Ce mot d’usage multiple utilisé par nos contemporains politiques et journalistes  peut tant embrasser que, suffisamment vague de la réalité qu’il est censé décrire, il en est devenu le véhicule des idées les plus obscures qui soient.

Ça peut servir de fourre-tout à n’importe quel imposteur du verbe.

Prenons Macron.

Il est progressiste.

Il nous l’affirme. On le croit. On vote pour lui.

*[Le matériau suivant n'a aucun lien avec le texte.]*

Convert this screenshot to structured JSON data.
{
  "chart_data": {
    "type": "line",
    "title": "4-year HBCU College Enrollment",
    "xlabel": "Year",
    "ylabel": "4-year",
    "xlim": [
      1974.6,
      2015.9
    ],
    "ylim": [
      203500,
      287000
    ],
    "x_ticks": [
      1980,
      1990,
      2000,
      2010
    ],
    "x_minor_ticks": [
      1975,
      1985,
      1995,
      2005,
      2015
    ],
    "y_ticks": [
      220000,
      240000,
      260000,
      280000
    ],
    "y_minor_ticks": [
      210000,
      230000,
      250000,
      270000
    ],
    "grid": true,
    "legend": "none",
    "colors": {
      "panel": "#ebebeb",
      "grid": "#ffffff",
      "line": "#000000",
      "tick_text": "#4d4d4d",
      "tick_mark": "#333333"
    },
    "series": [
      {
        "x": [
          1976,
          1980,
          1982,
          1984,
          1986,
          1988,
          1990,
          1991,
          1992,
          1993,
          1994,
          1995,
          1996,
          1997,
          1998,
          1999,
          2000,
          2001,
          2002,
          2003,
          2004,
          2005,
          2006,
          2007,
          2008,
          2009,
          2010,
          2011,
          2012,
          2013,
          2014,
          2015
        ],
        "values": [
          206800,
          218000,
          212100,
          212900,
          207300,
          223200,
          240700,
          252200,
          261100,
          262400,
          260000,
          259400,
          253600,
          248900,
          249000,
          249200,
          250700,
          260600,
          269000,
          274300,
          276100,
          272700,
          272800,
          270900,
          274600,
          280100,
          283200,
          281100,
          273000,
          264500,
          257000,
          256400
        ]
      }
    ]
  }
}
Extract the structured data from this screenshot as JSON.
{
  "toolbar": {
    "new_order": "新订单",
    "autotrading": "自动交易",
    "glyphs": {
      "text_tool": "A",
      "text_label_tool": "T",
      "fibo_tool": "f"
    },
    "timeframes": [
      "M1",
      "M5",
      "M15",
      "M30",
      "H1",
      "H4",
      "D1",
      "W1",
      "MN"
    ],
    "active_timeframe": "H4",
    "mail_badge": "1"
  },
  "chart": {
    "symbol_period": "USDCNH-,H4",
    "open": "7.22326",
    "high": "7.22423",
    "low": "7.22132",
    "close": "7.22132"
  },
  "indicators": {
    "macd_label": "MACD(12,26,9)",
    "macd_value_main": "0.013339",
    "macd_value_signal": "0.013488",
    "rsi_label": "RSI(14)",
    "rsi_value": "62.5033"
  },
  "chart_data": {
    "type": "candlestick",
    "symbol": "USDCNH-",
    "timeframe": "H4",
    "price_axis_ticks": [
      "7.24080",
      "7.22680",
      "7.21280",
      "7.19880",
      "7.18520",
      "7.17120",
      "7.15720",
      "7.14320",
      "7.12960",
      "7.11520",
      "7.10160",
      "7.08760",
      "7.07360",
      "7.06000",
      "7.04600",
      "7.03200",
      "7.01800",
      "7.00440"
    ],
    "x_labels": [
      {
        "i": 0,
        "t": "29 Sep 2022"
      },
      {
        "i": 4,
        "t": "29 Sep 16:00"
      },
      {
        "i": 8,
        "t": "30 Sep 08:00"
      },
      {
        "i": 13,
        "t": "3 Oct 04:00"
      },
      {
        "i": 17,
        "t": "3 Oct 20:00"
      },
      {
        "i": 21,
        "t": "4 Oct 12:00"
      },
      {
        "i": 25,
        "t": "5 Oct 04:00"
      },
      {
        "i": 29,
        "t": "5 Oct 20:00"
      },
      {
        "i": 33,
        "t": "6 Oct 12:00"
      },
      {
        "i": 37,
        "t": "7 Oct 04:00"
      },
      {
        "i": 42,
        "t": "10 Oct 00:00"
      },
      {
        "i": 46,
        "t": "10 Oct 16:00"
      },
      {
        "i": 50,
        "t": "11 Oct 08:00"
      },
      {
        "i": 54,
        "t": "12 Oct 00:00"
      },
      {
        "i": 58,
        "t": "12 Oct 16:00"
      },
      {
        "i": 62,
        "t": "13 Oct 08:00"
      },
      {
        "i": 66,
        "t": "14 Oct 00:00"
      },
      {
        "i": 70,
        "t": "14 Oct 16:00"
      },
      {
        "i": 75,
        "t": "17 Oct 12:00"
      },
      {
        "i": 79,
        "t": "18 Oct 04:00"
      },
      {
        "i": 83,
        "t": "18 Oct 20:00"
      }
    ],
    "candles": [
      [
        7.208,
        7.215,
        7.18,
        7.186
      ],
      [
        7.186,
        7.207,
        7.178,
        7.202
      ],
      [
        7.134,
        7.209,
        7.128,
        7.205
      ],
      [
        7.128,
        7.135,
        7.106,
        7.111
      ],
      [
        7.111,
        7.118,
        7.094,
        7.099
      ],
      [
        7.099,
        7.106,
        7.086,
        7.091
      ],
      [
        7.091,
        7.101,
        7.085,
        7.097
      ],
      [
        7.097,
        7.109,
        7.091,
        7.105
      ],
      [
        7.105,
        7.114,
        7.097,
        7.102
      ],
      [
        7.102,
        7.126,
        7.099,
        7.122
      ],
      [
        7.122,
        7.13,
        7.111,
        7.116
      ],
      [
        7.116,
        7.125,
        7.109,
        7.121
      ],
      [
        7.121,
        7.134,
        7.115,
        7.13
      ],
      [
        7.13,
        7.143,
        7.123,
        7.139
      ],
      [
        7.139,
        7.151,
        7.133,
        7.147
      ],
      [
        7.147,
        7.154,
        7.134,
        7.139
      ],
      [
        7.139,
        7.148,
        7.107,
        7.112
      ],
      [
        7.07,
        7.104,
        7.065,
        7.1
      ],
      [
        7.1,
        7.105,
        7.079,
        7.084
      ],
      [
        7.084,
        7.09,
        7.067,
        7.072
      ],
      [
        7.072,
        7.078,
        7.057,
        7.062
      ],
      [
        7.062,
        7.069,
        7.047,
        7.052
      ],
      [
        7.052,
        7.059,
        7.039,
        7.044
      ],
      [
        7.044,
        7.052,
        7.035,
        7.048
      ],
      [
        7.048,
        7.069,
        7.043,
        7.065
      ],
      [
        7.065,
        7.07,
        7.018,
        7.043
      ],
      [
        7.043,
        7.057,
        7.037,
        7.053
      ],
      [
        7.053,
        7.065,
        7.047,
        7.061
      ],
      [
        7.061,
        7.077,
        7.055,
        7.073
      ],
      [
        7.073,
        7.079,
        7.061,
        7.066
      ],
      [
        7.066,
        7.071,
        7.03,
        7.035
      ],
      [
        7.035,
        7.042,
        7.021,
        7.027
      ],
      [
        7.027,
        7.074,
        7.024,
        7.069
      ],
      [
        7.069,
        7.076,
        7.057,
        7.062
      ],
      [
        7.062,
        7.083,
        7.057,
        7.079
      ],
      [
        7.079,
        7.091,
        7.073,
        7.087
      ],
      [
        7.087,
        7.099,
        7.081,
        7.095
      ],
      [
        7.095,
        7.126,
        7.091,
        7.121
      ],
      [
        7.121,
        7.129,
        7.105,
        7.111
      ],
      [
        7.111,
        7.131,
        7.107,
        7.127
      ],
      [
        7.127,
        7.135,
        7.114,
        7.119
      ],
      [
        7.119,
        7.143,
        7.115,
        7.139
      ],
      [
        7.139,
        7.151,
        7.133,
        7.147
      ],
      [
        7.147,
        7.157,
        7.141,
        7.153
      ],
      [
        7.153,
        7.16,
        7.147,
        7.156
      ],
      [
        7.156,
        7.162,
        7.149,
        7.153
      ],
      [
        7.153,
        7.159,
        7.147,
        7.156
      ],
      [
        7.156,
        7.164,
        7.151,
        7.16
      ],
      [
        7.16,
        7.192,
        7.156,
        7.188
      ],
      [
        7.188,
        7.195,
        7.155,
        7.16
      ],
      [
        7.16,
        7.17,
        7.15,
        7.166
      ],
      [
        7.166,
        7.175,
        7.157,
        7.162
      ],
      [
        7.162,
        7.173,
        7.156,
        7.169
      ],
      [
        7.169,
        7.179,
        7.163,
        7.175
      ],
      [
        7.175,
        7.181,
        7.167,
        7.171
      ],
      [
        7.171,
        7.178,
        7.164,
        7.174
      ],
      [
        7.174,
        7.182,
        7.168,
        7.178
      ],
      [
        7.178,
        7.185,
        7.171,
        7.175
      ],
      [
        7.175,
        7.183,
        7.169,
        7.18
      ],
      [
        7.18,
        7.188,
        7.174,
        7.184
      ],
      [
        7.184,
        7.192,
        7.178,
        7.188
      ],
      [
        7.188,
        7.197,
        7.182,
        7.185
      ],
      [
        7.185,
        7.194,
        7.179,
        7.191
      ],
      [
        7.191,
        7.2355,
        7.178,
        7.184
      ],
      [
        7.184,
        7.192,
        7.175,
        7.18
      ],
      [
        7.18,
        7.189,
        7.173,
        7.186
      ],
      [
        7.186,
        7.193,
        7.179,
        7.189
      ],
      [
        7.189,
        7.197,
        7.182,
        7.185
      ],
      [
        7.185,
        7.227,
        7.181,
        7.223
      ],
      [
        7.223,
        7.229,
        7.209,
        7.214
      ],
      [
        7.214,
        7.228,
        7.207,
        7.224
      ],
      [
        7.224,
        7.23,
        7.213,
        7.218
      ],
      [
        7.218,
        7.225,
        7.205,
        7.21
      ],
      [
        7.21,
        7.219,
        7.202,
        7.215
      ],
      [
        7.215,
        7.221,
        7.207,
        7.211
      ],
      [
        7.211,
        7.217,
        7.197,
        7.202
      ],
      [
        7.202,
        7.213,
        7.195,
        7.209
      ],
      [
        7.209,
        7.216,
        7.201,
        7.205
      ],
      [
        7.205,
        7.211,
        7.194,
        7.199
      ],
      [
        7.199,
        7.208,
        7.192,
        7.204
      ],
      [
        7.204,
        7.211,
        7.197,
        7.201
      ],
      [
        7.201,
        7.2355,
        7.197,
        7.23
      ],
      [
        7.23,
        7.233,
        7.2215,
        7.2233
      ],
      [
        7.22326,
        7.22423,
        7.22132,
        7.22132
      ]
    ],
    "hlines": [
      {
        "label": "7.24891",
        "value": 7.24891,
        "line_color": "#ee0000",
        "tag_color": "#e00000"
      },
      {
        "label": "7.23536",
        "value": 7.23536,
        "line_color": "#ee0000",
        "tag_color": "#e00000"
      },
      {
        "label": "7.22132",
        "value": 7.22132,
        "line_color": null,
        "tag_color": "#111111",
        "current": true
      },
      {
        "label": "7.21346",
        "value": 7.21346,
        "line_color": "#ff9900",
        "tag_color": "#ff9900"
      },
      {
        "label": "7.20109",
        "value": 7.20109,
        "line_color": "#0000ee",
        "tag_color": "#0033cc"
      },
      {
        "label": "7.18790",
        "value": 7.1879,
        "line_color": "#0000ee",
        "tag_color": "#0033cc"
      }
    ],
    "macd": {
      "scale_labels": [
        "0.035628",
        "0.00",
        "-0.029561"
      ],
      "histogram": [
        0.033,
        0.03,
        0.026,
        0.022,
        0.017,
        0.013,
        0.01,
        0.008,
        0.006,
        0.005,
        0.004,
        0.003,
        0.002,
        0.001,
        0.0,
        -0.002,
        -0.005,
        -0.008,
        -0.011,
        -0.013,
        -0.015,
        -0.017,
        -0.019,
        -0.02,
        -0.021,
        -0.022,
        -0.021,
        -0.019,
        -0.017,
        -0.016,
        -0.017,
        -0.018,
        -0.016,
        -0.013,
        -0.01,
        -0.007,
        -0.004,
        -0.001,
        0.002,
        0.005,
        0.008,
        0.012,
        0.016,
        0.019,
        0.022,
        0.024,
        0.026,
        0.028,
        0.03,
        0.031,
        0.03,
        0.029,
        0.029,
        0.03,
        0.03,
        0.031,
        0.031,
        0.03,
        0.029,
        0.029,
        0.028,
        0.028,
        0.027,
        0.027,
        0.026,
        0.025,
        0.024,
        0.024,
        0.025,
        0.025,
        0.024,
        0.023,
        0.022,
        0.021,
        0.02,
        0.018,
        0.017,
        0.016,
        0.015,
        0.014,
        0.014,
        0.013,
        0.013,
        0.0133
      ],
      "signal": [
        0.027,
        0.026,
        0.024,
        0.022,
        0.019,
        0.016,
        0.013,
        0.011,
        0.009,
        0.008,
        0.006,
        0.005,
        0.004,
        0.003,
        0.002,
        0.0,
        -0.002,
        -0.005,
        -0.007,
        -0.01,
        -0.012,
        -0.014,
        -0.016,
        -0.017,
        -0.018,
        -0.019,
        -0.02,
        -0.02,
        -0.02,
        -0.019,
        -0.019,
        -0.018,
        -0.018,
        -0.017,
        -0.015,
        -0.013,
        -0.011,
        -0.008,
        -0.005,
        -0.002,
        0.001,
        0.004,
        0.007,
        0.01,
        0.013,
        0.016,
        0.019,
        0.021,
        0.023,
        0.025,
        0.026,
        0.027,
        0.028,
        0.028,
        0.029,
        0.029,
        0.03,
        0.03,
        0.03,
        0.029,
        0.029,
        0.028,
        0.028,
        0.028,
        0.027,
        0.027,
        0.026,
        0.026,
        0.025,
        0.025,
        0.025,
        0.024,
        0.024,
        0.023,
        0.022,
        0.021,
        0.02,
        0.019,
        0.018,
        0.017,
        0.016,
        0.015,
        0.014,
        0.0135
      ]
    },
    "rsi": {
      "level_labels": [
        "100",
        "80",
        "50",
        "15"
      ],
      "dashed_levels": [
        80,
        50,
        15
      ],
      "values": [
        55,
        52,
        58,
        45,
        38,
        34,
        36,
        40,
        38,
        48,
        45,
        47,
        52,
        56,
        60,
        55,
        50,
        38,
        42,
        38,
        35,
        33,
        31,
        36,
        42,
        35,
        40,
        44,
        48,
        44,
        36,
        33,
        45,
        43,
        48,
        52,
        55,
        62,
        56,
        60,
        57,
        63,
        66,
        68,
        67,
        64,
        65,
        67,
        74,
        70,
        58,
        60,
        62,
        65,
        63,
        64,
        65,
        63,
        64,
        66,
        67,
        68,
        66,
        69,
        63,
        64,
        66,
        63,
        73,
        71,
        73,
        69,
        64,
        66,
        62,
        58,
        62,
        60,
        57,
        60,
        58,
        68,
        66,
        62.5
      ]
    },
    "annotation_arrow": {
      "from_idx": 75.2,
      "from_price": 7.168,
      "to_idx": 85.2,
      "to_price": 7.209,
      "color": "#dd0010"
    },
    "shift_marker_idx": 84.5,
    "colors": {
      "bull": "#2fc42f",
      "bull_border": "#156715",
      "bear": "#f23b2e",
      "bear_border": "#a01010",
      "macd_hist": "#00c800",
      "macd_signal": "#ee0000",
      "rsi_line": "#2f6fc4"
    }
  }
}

Il est président.

Pourtant la France continue à régresser.

Le pouvoir d’achat continue à régresser.

L’autorité dans les écoles continue à régresser.

La liberté de décrire la réalité musulmane continue à régresser.

La liberté d’écrire et de dire la vérité continue à régresser.

Je suis un peu malhonnête, il y a  bien des choses qui continuent à progresser.

Mais « bizarre, comme c’est bizarre », dirait Louis Jouvet, les progressistes qui sont à l’origine de ces progrès se dépêchent d’en renier la paternité.

Soyons paritaires avant la plainte féministe, notre Lily Marlène nationale et ses coreligionnaires en contestent aussi la maternité quand certains progrès leur sont imputables.

Normalement le progressiste devrait être heureux de compter à son actif tout ce qui progresse en France.

Curieusement, là, non !

Il y a certains progrès qui restent en manque de père et de mère, comme des orphelins qui ne savent plus quel sein téter, des pupilles de la Nation en quelque sorte, dont tous les politiciens qui ont pourtant participé le plus activement à l’enfantement se détournent.

Ce sont pourtant des progrès, si on en mesure l’évolution entre hier et aujourd’hui.

Des personnes ont reçu leurs feuille d’impôts locaux à Nice, Estrosi a augmenté la taxe foncière de 19 % cette année par rapport à l’année dernière, mais il ne le hurle pas dans les micros.

Pourquoi ? C’est pourtant un sacré progrès non ? + 19 %, pourquoi ne prend-il pas dans ses petits bras velus le nouveau-né qu’il a mis au monde, notre tendre Estrosi ?  Cela reste un mystère pour moi, ne plus aimer ce que l’on a fait naître…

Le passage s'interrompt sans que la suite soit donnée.